Setting a custom anchor

This notebook gives an example how to add a custom anchor to your analysis using the main qpcr module. It makes use of the provided example data in the Example Data directory.

Experimental background

The corresponding experimental setup was as follows: Levels of Nonsense-mediated mRNA decay (NMD) sensitive (nmd) and insensitive (prot) transcript isoforms of HNRNPL and SRSF11 were measured by qPCR. As normalisers both 28S rRNA and Actin transcript levels were measured. The replicates are biological triplicates and technical douplicates. All measurements from the same qPCR sample were merged into hexaplicates (6 replicates). This was done in two separate HeLa cell lines (one with a specific gene knockout (KO), and one without (WT)), which were both treated to a plasmid-mediated rescue (+) or not (-), leading to four experimental conditions:

cell line \ condition	rescue	no rescue
knockout	KO+	KO-
wildtype	WT+	WT-

First Analysis

The first Delta-Ct makes use of a dataset internal reference value (in our case the measured Ct from untreated wildtype (WT-)). Commonly the average of the reference Ct replicate values is used. The qpcr module opted to just use the very first entry of the dataset by default (assuming, of course, that the first group of replicates represents the reference group). However, what if you really want to use the average of the reference group to be the anchor? Well, in this case you can specify an anchor externally and add it directly to the qpcr.Analyser. We will see how to do this in this tutorial.

[1]:

# import the qpcr module
import qpcr
from qpcr.Plotters import PreviewResults

Step 1 - Getting the data

First we get the datafiles (or rather their filepaths). Here, we do this manually. Of course, any more automated process that yields a list of filepaths is also suitable.

[2]:

# get our datafiles
normaliser_files = [
                        "./Example Data/28S.csv",
                        "./Example Data/actin.csv"
                ]

sample_files = [
                    "./Example Data/HNRNPL_nmd.csv",
                    "./Example Data/HNRNPL_prot.csv",
                    "./Example Data/SRSF11_nmd.csv",
                    "./Example Data/SRSF11_prot.csv",
            ]

# define our experimental parameters
reps = 6
group_names = ["WT-", "WT+", "KO-", "KO+"]

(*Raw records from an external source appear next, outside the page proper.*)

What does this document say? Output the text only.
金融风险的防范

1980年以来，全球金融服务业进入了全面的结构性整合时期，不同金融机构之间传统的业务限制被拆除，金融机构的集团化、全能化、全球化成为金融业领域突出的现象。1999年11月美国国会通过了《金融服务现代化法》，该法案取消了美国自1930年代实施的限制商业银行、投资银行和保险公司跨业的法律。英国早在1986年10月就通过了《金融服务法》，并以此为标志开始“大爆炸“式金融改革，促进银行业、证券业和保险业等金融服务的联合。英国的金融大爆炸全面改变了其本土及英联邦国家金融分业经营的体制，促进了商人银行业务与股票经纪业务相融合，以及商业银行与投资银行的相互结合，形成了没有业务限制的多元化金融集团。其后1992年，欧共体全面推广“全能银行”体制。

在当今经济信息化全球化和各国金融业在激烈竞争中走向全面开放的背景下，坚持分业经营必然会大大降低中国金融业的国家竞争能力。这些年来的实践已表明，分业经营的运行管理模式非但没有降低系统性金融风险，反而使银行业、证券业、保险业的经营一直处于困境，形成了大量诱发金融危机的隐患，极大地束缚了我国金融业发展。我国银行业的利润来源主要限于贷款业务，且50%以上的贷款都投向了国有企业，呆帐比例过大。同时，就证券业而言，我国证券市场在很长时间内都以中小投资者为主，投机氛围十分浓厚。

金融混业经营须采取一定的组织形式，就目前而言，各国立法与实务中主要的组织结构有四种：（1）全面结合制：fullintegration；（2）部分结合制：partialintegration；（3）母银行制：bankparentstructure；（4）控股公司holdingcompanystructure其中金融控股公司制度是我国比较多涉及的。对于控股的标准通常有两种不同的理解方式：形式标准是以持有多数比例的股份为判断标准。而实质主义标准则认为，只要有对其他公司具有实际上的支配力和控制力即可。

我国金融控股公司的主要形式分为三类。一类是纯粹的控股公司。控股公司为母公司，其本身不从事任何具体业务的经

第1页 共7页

Step 2 - Setting up the Pipeline

2.1 Setting up the Pipeline

We are already familiar how to manually set up an analysis pipeline. If you are still unfamiliar with these steps, please check out the first tutorial in the 1_manual_tutorial.ipynb notebook.

[3]:

# setup the reader
reader = qpcr.DataReader()

# now we define the setup parameters
# define the number of replicates for each group (group = condition)
reps = 6


# define the names of the groups of replicates = names of conditions
# NOTE: The order has to match the order wihtin the raw datafile!
group_names = ["WT-", "WT+", "KO-", "KO+"]

# setup analyser
analyser = qpcr.Analyser()

# setup normaliser
normaliser = qpcr.Normaliser()

2.2 Setting up the external anchor

Now comes the interesting part. We can specify a custom anchor by computing the anchor externally and then pass the computed numeric value directly to the analyser.

To make this more convenient, we will write a little function that will get the first replicate group, and average the Ct values.

However, if we already have defined a function then we can also directly add that function to the qpcr.Analyser. The qpcr.Analyser offers the argument data which allows the custom anchor function to access a qpcr.Assay’s dataframe.

It is really up to you if you would rather call the custom anchor function directly and only pass the numeric value as new anchor to the qpcr.Analyser or if you would prefer linking the function directly. If your custom anchor function requires additional arguments than just data, it may be saver to call it directly instead of linking it.

Note

When writing a custom anchor function, please, make sure it can handle **kwargs because it will recieve any kwargs that may have been passed during DeltaCt() calling!

[4]:

def first_average(data, **kwargs):
    """
    This function gets the first group (group 0), which is the reference group,
    and returns their average Ct value.

    It is also able to handle any **kwargs that could potentially be passed
    alongside data, just to make sure it does not raise an error in such cases.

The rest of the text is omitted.